4. After all, the Income-tax Act charges income, profits and gains made by an assessee. We fail to see what income, profit or gain the assessee made only by handing over the lorries to the firm. The debit in the purchase account and the credit in the capital account are but mere entries without the assessee actually getting in his hands the sum of Rs. 15,000. But we need not base our conclusion on this reasoning. Apart from the foregoing, there are other weighty reasons for concurring with the view of the Tribunal. Section 14 of the Indian Partnership Act shows the different process or methods by which a firm of partnership may come to possess property. The section says ' the property of the firm includes all property and rights and interests in property originally brought into the stock of the firm or acquired, by purchase or otherwise, by or for the firm. ' This is, of course, subject to the contract between the partners. When a partnership is formed for the first time and one of the members of the partnership brings into the firm assets, they become the property of the firm, not by any transfer, but by the very intention of the parties evinced in the agreement between them to treat such property belonging to one or more of the members of the partnership as that of the firm. This view receives support from Firm Ram Sahay v. Bishwanath, : AIR1963Pat221 , Prem Raj Brahmin v. Bhani Ram Brahmin, I.L.R. [1946] 1 Cal. 191, and Commissioner of Income-tax v. Dewas Cine Corporation. In the last of these cases, the Supreme Court expressed the view :

' When the two partners brought in the theatres of their respective ownership into the partnership, the theatres must be deemed to have become the property of the partnership......... 'Sale', according to itsordinary meaning, is a transfer of property for a price, and adjustment of the rights of the partners in a dissolved firm is not a transfer, nor it is for a price. '

5. In principle what applies to dissolution equally applies to the earlier stage of formation of partnership and handing over of assets to the firm by one or more of its members. Section 48 of the Indian Partnership Act makes a distinction between advances made by a partner and the capital contributed by him, for purposes of settlement of accounts between partners at dissolution and in the matter of settlement of priorities of rights and liabilities.

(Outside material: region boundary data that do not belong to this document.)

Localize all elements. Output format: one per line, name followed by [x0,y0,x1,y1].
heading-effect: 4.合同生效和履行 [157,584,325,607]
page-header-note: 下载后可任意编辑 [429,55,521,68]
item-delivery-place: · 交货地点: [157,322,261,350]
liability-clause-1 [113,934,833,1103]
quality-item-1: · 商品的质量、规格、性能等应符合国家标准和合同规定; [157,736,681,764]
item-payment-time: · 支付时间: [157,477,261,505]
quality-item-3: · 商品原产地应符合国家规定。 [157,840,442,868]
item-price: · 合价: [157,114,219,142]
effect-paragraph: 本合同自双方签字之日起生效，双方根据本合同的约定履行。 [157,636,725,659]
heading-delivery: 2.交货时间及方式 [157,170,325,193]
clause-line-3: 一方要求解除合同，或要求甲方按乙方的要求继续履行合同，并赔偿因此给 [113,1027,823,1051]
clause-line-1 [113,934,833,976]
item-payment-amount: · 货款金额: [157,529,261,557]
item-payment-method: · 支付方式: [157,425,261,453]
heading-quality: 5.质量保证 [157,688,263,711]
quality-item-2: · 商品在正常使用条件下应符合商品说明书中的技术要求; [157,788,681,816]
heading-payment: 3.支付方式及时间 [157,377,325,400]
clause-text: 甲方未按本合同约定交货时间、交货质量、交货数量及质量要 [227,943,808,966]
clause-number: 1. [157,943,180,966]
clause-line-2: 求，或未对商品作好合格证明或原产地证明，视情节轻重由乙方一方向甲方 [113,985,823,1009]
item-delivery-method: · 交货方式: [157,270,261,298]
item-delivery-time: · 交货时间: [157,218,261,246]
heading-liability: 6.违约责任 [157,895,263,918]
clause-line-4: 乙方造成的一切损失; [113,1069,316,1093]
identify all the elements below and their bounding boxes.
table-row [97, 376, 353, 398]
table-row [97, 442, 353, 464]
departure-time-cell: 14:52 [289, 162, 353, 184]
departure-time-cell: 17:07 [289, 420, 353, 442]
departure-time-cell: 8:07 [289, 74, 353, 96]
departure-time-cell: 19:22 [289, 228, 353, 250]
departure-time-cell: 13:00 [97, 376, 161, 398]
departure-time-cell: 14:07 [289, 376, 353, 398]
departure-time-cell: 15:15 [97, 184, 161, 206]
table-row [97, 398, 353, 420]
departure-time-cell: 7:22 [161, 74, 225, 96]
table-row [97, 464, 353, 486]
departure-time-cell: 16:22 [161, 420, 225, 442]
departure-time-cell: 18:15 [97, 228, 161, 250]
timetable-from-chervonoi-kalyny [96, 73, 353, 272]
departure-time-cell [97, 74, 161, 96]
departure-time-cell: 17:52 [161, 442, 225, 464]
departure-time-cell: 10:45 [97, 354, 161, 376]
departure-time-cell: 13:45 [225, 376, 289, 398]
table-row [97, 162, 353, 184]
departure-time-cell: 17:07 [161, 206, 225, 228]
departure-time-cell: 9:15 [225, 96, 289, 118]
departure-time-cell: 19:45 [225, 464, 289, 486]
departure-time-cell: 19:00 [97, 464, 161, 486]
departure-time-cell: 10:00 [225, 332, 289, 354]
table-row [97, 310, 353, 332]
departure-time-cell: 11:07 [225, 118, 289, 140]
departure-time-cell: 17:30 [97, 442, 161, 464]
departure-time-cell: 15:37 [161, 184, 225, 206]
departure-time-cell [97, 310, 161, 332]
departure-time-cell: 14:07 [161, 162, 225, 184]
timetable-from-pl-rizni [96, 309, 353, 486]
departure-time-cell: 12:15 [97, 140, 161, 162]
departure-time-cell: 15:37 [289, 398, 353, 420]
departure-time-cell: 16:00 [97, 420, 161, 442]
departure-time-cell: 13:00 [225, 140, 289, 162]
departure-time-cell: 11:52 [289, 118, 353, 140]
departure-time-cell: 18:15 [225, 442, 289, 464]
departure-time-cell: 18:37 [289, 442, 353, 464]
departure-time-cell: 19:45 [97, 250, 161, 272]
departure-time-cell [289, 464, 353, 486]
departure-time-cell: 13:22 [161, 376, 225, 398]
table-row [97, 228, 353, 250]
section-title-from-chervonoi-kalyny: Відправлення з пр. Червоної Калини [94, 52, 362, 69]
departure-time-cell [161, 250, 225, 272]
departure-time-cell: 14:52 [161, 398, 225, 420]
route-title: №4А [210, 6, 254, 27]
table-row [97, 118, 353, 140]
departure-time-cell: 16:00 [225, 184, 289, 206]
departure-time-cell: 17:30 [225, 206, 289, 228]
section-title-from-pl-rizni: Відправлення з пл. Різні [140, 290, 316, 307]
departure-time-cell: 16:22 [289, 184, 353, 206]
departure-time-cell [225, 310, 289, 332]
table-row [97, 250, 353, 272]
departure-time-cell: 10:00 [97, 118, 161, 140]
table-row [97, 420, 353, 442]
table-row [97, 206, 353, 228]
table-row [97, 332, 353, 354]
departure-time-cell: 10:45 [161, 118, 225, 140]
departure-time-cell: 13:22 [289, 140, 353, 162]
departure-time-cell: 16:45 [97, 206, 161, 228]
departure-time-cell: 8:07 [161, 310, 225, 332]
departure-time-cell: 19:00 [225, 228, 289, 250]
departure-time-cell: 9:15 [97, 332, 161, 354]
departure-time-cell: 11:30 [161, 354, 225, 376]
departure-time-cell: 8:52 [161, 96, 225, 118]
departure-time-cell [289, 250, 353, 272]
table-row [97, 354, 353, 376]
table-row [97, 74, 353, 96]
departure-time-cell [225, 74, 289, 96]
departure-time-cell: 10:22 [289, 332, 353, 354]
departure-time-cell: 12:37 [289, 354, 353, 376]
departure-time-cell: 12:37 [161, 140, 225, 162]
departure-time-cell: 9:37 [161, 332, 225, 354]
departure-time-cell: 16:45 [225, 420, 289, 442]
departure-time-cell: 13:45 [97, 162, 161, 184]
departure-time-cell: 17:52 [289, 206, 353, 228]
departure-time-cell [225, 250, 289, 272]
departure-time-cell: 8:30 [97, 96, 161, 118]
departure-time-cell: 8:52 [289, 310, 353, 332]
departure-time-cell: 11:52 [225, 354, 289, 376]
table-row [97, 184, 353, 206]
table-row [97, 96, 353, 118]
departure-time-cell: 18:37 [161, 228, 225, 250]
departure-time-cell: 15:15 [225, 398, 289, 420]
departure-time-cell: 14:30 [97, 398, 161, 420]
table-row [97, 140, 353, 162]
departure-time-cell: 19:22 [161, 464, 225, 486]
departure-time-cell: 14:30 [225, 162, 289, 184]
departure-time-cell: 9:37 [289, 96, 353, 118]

6. Clause 6 of the partnership agreement unmistakably indicates that the lorries of the value of Rs. 15,000 were contributed by the assessee as further capital. As pointed out by Lindley :

' By the capital of a partnership is meant the aggregate of the sums contributed by its members for the purpose of commencing or carrying on the partnership business, and intended to be risked by them in that business. '

7. Lindley also distinguishes between capital of a partner and the property of a firm and says that capital is not by any means a debt of the firm. We are inclined to think that, in view of the terms of Clause 6 of the partnership agreement and the other circumstances, the sum of Rs. 15,000 credited in the assessee's capital account is not a price for sale of goods.

8. The reference is answered against the revenue with costs. Counsel's fee, Rs. 250.